23 SES 10 B, PIAAC (Part 1)
Symposium to be continued in 23 SES 11 B
The PIAAC survey sets out to estimate the proportion of the adult population of participating countries at particular skill levels of “literacy,” “numeracy” and “computer use.” The information coming from this survey lacks clarity and application, to a large extent due to the shallow conceptual underpinnings of the measurement approach (St.Clair, 2013). Claims that PIAAC findings can inform human capital analysis and the policy arising from it are not well supported, and indeed can be seen as overblown. However, the PIAAC dataset is a unique resource for informing a different set of questions. The starting point for this discussion is the policy context of PIAAC and its results, and how they are being used in Canada. Critical policy analysis provides a means to understand how and why the values of one group are shaping public discourse (Grimley 1986), and can be considered as a three step process linking the global and local, exploring the policy, and exemplifying the effects (Rata 2014). One striking outcome of this analysis is the extent to which Canada has led, and invested in, PIAAC development and implementation, and yet has not applied the results in policy. One of the less appreciated features of the PIAAC dataset is the enormous amount of background information collected from participants. This information is used to condition and weight the tested outcomes in the process of determining the high level outcomes and population profiles. However, it has great potential to tell us about the patterns of participation and valued knowledge in our society in its own right (St. Clair, 2016). I conclude the analysis with a discussion of possible policy futures that would allow the resources and efforts committed to PIAAC to lead to better understanding of literacy and its social significance beyond simplistic models of human capital.

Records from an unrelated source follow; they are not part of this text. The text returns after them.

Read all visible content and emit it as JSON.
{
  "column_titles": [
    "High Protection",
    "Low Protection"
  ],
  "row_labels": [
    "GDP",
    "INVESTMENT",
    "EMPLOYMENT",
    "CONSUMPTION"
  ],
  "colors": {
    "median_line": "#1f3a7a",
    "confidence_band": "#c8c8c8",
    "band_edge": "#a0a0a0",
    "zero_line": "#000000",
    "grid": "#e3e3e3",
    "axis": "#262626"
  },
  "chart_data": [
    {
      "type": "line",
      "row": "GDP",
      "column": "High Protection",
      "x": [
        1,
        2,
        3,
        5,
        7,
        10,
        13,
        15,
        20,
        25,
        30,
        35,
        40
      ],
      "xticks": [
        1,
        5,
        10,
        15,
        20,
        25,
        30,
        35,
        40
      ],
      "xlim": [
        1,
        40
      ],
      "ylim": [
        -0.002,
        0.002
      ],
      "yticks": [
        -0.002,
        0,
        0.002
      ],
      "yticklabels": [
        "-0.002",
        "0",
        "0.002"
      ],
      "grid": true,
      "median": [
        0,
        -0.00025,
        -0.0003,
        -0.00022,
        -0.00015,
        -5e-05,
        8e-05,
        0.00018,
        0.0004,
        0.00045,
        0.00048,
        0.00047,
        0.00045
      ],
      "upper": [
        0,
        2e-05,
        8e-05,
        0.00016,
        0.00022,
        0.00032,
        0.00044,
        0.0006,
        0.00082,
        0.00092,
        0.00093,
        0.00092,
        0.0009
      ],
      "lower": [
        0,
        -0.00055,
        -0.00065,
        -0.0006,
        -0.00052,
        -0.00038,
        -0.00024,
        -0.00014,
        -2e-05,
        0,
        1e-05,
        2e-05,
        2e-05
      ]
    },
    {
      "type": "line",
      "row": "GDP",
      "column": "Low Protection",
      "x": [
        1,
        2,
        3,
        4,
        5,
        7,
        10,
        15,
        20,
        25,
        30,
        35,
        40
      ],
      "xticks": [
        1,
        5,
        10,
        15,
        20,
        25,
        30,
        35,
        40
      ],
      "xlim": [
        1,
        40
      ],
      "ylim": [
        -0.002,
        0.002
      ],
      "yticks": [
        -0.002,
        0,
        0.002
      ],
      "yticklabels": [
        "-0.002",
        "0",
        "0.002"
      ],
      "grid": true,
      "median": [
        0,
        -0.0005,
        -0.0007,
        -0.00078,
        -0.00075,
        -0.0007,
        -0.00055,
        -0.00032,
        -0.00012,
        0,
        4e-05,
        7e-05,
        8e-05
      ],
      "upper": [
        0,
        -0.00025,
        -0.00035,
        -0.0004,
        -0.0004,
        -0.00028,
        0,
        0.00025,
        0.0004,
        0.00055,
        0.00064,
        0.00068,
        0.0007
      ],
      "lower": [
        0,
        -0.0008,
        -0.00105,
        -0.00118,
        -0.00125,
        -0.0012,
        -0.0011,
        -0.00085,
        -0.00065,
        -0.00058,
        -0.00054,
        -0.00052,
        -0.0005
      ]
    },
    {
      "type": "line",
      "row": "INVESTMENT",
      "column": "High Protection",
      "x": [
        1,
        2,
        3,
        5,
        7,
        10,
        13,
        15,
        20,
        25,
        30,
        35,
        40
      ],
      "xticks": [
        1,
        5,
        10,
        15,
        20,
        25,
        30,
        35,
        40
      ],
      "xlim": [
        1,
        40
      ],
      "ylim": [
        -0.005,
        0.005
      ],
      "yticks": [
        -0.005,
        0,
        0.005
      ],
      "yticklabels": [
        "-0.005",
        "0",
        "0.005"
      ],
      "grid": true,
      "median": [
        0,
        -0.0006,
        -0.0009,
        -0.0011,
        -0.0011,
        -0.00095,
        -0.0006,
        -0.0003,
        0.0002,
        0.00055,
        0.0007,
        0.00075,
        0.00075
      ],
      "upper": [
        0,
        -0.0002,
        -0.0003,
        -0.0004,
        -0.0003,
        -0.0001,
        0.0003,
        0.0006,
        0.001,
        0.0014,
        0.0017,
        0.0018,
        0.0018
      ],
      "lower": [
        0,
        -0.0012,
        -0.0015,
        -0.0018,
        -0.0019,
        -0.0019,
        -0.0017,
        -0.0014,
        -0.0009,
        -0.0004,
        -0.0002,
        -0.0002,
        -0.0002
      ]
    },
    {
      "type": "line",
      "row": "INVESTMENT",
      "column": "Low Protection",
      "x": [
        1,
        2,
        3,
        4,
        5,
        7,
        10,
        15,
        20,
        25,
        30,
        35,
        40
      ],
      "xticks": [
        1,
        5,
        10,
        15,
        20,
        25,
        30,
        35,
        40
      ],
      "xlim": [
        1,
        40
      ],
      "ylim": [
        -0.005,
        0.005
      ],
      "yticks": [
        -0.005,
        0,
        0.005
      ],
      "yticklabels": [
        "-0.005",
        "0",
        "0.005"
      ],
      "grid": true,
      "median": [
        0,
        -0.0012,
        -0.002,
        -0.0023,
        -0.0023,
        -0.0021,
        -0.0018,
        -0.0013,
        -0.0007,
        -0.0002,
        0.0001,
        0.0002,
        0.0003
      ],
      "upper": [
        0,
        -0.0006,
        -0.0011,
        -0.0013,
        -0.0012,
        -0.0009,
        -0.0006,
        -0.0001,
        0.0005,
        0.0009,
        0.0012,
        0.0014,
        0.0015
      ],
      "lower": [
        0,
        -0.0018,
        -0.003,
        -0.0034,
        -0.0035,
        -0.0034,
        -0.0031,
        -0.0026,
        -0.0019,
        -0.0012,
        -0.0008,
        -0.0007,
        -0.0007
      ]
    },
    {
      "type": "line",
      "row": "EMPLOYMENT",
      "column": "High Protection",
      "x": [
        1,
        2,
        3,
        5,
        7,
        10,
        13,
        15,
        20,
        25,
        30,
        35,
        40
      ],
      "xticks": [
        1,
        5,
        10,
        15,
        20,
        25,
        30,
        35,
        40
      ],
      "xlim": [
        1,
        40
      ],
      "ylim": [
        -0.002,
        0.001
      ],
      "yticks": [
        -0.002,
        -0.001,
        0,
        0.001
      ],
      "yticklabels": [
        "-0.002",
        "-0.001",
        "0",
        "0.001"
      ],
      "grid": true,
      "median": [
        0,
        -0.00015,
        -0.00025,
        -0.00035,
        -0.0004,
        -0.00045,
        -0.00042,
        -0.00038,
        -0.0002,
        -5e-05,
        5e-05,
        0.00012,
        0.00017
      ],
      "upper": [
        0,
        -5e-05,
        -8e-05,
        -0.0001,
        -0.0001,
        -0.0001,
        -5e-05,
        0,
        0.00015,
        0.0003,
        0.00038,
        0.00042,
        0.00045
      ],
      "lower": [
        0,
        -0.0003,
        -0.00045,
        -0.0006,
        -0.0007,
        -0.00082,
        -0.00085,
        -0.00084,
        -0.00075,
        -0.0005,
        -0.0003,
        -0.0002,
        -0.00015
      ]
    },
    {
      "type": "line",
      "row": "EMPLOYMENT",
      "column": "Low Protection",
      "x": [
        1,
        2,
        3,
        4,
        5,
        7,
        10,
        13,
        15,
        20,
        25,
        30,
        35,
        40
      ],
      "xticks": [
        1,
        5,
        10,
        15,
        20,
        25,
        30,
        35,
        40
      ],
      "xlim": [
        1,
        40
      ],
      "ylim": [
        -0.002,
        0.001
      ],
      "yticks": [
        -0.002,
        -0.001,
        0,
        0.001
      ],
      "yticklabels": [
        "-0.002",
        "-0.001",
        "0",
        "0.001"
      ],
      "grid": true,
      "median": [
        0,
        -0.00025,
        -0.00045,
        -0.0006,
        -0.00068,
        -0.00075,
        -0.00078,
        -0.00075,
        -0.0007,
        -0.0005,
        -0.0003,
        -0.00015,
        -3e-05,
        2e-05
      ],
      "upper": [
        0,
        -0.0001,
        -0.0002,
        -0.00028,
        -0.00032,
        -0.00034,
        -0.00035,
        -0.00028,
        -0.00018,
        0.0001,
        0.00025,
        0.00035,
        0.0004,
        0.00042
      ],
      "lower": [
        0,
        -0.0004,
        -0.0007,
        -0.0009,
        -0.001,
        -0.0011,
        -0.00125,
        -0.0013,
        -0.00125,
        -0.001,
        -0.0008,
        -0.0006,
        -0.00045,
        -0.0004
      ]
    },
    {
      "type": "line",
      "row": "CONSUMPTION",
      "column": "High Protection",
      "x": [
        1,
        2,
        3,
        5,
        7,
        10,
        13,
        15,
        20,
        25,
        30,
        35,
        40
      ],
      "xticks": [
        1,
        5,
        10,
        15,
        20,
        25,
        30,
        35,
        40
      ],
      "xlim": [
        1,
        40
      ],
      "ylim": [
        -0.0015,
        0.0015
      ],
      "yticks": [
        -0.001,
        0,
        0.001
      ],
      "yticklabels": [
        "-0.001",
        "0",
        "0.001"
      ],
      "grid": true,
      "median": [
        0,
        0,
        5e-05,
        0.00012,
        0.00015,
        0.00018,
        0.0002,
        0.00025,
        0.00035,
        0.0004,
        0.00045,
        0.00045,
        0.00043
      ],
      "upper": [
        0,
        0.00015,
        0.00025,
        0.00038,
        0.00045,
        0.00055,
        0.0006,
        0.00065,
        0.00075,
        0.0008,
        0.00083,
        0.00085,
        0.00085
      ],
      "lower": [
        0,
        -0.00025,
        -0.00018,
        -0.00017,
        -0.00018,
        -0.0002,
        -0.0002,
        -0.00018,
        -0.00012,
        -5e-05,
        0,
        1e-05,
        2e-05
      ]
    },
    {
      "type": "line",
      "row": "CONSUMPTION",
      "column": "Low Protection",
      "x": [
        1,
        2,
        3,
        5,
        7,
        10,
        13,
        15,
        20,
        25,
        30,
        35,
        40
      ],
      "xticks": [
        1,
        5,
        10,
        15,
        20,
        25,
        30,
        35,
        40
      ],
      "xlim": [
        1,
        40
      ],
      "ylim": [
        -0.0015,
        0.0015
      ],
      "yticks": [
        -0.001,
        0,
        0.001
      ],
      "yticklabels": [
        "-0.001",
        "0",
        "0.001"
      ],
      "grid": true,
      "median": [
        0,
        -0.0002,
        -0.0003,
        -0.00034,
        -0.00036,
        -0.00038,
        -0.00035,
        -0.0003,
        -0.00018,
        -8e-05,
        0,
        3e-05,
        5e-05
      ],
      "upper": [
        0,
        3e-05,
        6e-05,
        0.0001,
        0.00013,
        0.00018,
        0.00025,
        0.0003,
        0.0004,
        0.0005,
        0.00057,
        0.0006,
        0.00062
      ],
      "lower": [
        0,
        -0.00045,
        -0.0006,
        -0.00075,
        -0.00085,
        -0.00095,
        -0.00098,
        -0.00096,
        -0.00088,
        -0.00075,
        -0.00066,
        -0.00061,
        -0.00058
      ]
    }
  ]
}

Grimley, J. (1986). Critical educational policy analysis: A discussion of perspectives. Australian Journal of Teacher Education 11(2), 19-26. Rata, E. (2014). The three stages of critical policy methodology: An example from curriculum analysis. Policy Futures in Education, 12(3), 347-358. St. Clair, R. (2013) The limits of levels: Understanding the International Adult Literacy Surveys. International Review of Education, 58(6), pp. 759-776. St. Clair, R. (2016). Plus ça change – The failure of PIAAC to drive evidence-based policy in Canada. Redaktion Zeitschrift für Weiterbildungsforschung, 39(2), 225-239.